In 1994, President Bill Clinton convinced North Korea to end its development of nuclear weapons in exchange for normalized economic and diplomatic relations with the United States. In a good-faith furthering of that agreement, North Korea submitted to limited weapons reductions while the United States canceled scheduled military exercises with South Korea. Because North Korea used its plutonium production plant for energy as well as for nuclear weapons, the Clinton administration agreed to provide the North Koreans with needed fuel oil at least until two light water reactors could be built with U.S. assistance. Light water nuclear reactors do not produce the high-grade plutonium used in nuclear weapons.

The United States, however, did not deliver on these promises. After Republican advances in the 1994 midterm elections, Clinton never pressed Congress for authorization to implement the agreement. North Koreans did not actually shift to full-scale nuclear weapons production until 2002, after President George W. Bush denounced North Korea as a member of the “axis of evil” and refused to negotiate further.
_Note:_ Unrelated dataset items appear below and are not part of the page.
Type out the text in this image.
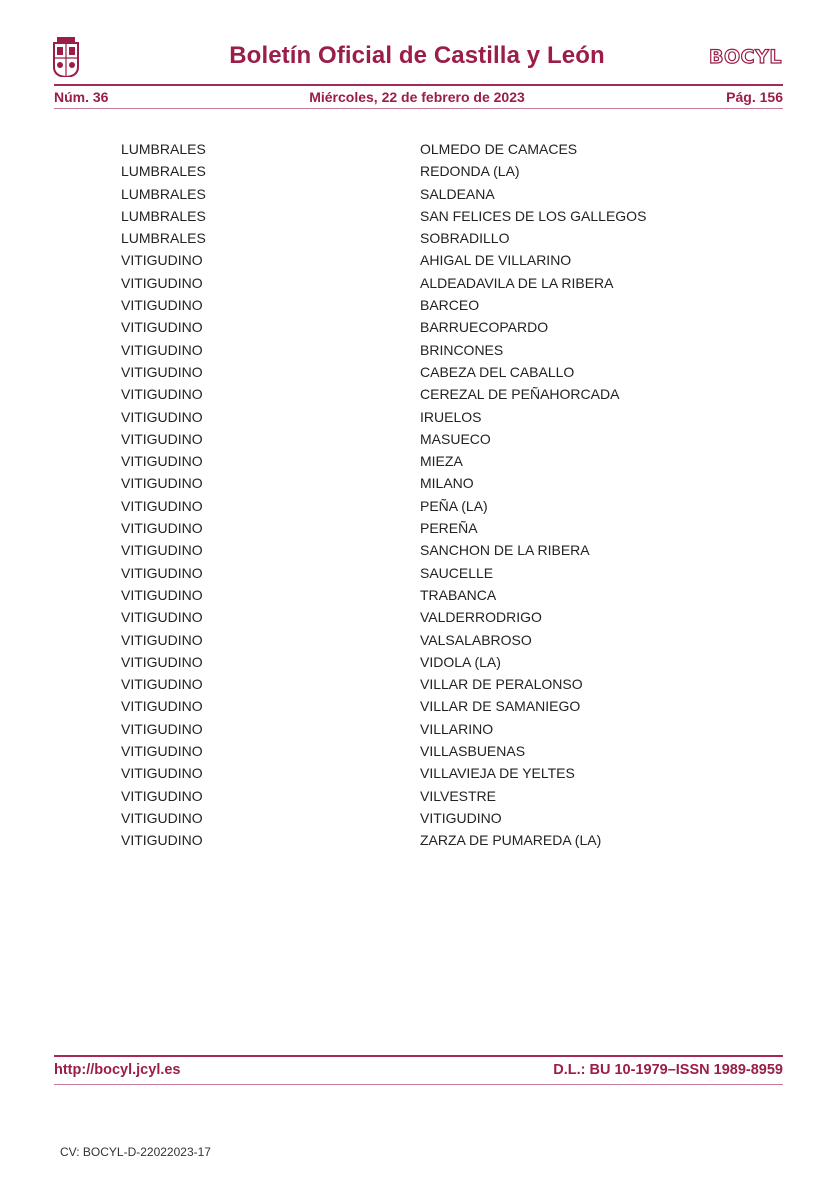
Boletín Oficial de Castilla y León	BOCYL
Núm. 36	Miércoles, 22 de febrero de 2023	Pág. 156
LUMBRALES	OLMEDO DE CAMACES
LUMBRALES	REDONDA (LA)
LUMBRALES	SALDEANA
LUMBRALES	SAN FELICES DE LOS GALLEGOS
LUMBRALES	SOBRADILLO
VITIGUDINO	AHIGAL DE VILLARINO
VITIGUDINO	ALDEADAVILA DE LA RIBERA
VITIGUDINO	BARCEO
VITIGUDINO	BARRUECOPARDO
VITIGUDINO	BRINCONES
VITIGUDINO	CABEZA DEL CABALLO
VITIGUDINO	CEREZAL DE PEÑAHORCADA
VITIGUDINO	IRUELOS
VITIGUDINO	MASUECO
VITIGUDINO	MIEZA
VITIGUDINO	MILANO
VITIGUDINO	PEÑA (LA)
VITIGUDINO	PEREÑA
VITIGUDINO	SANCHON DE LA RIBERA
VITIGUDINO	SAUCELLE
VITIGUDINO	TRABANCA
VITIGUDINO	VALDERRODRIGO
VITIGUDINO	VALSALABROSO
VITIGUDINO	VIDOLA (LA)
VITIGUDINO	VILLAR DE PERALONSO
VITIGUDINO	VILLAR DE SAMANIEGO
VITIGUDINO	VILLARINO
VITIGUDINO	VILLASBUENAS
VITIGUDINO	VILLAVIEJA DE YELTES
VITIGUDINO	VILVESTRE
VITIGUDINO	VITIGUDINO
VITIGUDINO	ZARZA DE PUMAREDA (LA)
http://bocyl.jcyl.es	D.L.: BU 10-1979–ISSN 1989-8959
CV: BOCYL-D-22022023-17
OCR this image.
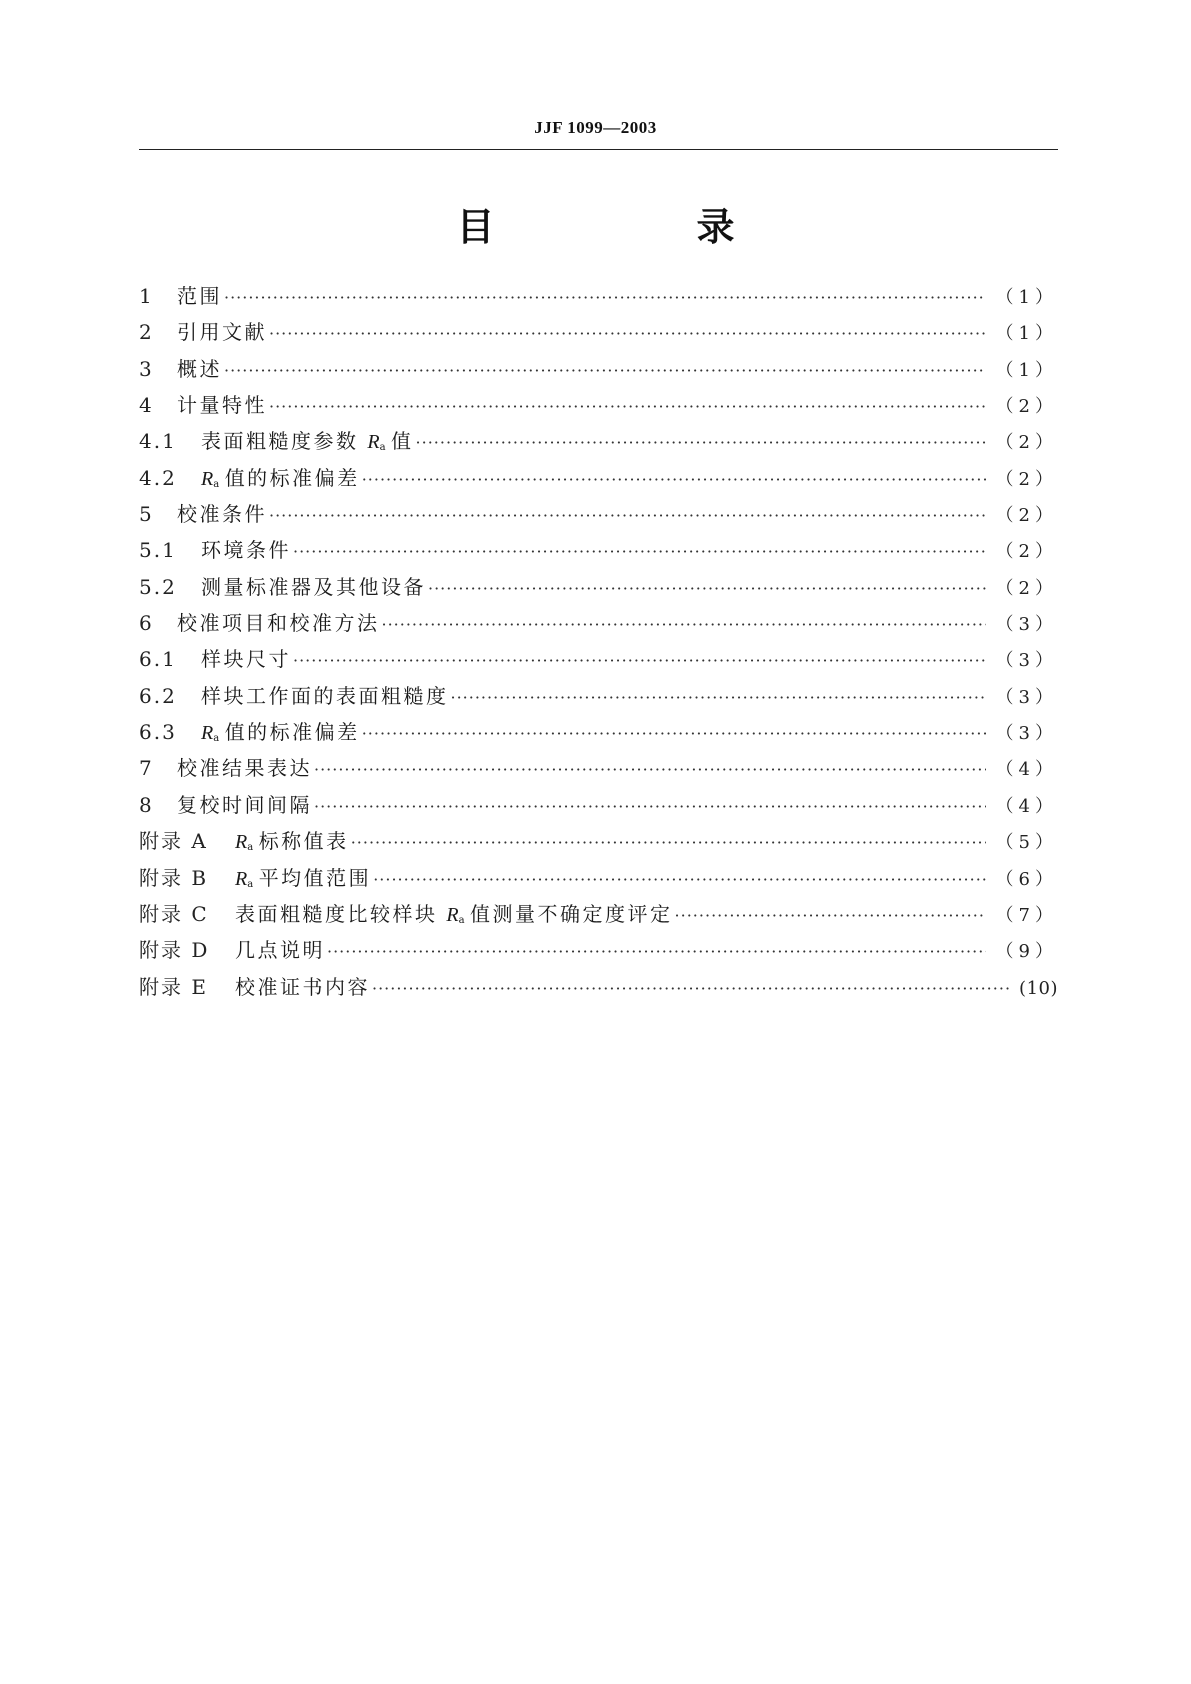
JJF 1099—2003
目　录
1	范围 ·····	（1）
2	引用文献 ·····	（1）
3	概述 ·····	（1）
4	计量特性 ·····	（2）
4.1	表面粗糙度参数 $R_a$ 值 ·····	（2）
4.2	$R_a$ 值的标准偏差 ·····	（2）
5	校准条件 ·····	（2）
5.1	环境条件 ·····	（2）
5.2	测量标准器及其他设备 ·····	（2）
6	校准项目和校准方法 ·····	（3）
6.1	样块尺寸 ·····	（3）
6.2	样块工作面的表面粗糙度 ·····	（3）
6.3	$R_a$ 值的标准偏差 ·····	（3）
7	校准结果表达 ·····	（4）
8	复校时间间隔 ·····	（4）
附录 A	$R_a$ 标称值表 ·····	（5）
附录 B	$R_a$ 平均值范围 ·····	（6）
附录 C	表面粗糙度比较样块 $R_a$ 值测量不确定度评定 ·····	（7）
附录 D	几点说明 ·····	（9）
附录 E	校准证书内容 ·····	(10)
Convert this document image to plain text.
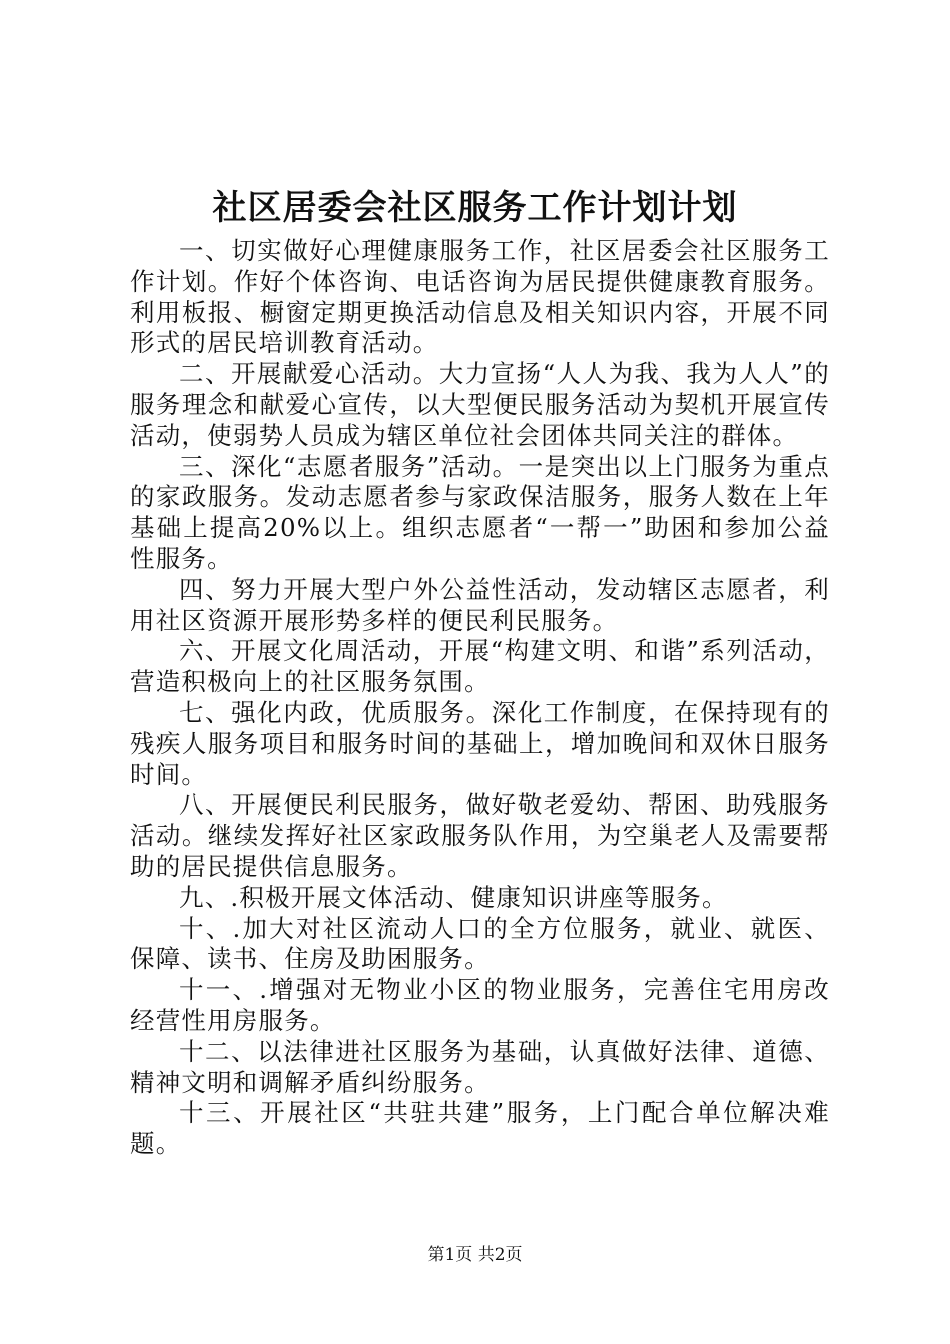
社区居委会社区服务工作计划计划

一、切实做好心理健康服务工作，社区居委会社区服务工作计划。作好个体咨询、电话咨询为居民提供健康教育服务。利用板报、橱窗定期更换活动信息及相关知识内容，开展不同形式的居民培训教育活动。

二、开展献爱心活动。大力宣扬“人人为我、我为人人”的服务理念和献爱心宣传，以大型便民服务活动为契机开展宣传活动，使弱势人员成为辖区单位社会团体共同关注的群体。

三、深化“志愿者服务”活动。一是突出以上门服务为重点的家政服务。发动志愿者参与家政保洁服务，服务人数在上年基础上提高20%以上。组织志愿者“一帮一”助困和参加公益性服务。

四、努力开展大型户外公益性活动，发动辖区志愿者，利用社区资源开展形势多样的便民利民服务。

六、开展文化周活动，开展“构建文明、和谐”系列活动，营造积极向上的社区服务氛围。

七、强化内政，优质服务。深化工作制度，在保持现有的残疾人服务项目和服务时间的基础上，增加晚间和双休日服务时间。

八、开展便民利民服务，做好敬老爱幼、帮困、助残服务活动。继续发挥好社区家政服务队作用，为空巢老人及需要帮助的居民提供信息服务。

九、.积极开展文体活动、健康知识讲座等服务。

十、.加大对社区流动人口的全方位服务，就业、就医、保障、读书、住房及助困服务。

十一、.增强对无物业小区的物业服务，完善住宅用房改经营性用房服务。

十二、以法律进社区服务为基础，认真做好法律、道德、精神文明和调解矛盾纠纷服务。

十三、开展社区“共驻共建”服务，上门配合单位解决难题。

第1页 共2页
Such a framework can still form the basis for a peaceful agreement. It can work, however, only if the United States is willing to provide a meaningful quid pro quo. In exchange for North Korea’s acceptance of international oversight of its freezing or modifying its nuclear weapons development system, the United States and South Korea must be willing to renounce any future overt or covert actions to undermine the North Korea regime, terminate their threatening joint military exercises and, perhaps, sign a peace treaty finally ending the Korean War.

We already have a workable solution for a North Korea that is surrounded by countries that have invaded or occupied it and seeks to coexist today with the world’s most powerful military still technically at war with it and dangerously poised to invade or use the nuclear option.